Best Boys Electric:
Ten Years of Brett Pop Affairs
Der ganz große Wurf ist die Debut-LP "Ten Years of Brett Pop Affairs" der Band Best Boys Electric sicherlich nicht. Dennoch macht bereits das bunte, leicht kindlich gezeichnete Cover besagter Platte Lust auf mehr und tatsächlich gibt es auf besagtem Album einige Highlights, wie das stimmige, aber kurz-knackige Solo bei "Mayday", sowie im selben Song die geschickte Unterlegung mit Keys und Streichinstrumenten. Die Poppigkeit der Platte ist hierbei Fluch und Segen zugleich.
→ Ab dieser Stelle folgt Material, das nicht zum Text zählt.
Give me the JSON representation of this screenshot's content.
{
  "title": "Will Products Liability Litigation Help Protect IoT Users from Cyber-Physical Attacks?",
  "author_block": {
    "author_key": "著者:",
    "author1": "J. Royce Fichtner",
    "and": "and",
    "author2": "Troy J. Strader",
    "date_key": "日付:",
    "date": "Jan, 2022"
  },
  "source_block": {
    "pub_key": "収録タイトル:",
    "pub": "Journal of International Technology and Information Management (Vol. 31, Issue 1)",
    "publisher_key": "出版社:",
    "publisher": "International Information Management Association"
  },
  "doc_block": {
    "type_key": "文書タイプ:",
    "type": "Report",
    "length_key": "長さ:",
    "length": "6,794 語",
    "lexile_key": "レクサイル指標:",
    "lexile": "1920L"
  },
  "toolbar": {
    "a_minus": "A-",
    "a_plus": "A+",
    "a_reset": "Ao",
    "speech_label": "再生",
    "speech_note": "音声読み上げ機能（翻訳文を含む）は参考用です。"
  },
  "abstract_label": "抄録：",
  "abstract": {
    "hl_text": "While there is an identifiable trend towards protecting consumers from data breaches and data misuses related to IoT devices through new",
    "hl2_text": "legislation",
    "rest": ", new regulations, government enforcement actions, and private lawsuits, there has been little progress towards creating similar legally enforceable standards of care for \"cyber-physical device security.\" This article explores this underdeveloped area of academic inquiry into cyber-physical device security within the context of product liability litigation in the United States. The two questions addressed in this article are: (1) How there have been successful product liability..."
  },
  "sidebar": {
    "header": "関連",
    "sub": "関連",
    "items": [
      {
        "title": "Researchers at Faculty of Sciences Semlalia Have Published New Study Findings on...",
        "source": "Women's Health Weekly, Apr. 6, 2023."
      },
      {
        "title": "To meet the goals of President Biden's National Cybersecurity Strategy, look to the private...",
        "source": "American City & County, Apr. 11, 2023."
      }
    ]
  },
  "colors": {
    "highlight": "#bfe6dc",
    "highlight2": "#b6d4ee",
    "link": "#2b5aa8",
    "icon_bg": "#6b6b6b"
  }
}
So sind die Melodien zwar super eingängig und gehen leicht in die Füße, zum anderen wird selten aus dem Midtempo-Bereich und aus bereits bekannten Songstrukturen ausgebrochen. Die meist seichten Texte wechseln sich ab mit kleinen Wortspielen und -witzen. Somit spielt sich das Geschehen auf "Ten Years Of Brett Pop Affairs" irgendwo zwischen den Ramones, den Beatles und den Beach Boys ab. Ziemlich unerwartet kommen dann jedoch die Songs "Bubbles" (Kinderlied auf Akustikgitarre), das fast schon NW-lastige "Always Be Your Friend" und "Bad Boy", und "Crazy". Letzteres ist sehr Bass-, Synth, und Drumslastig und wird fortwährend von Publikumsgekreisch begleitet. Letzteres ist zwar ironisch, nervt aber trotzdem ziemlich beim Hören.
Trotzdem, gerade in der usseligen Jahreszeit, sind die 16 Songs dennoch eine wirklich willkommene Abwechslung.
Fazit: Schöner Mix aus Ramonescore, (Brit-)Pop und Surf, bis auf die Irritationen aber ein weitestgehend alter Hut.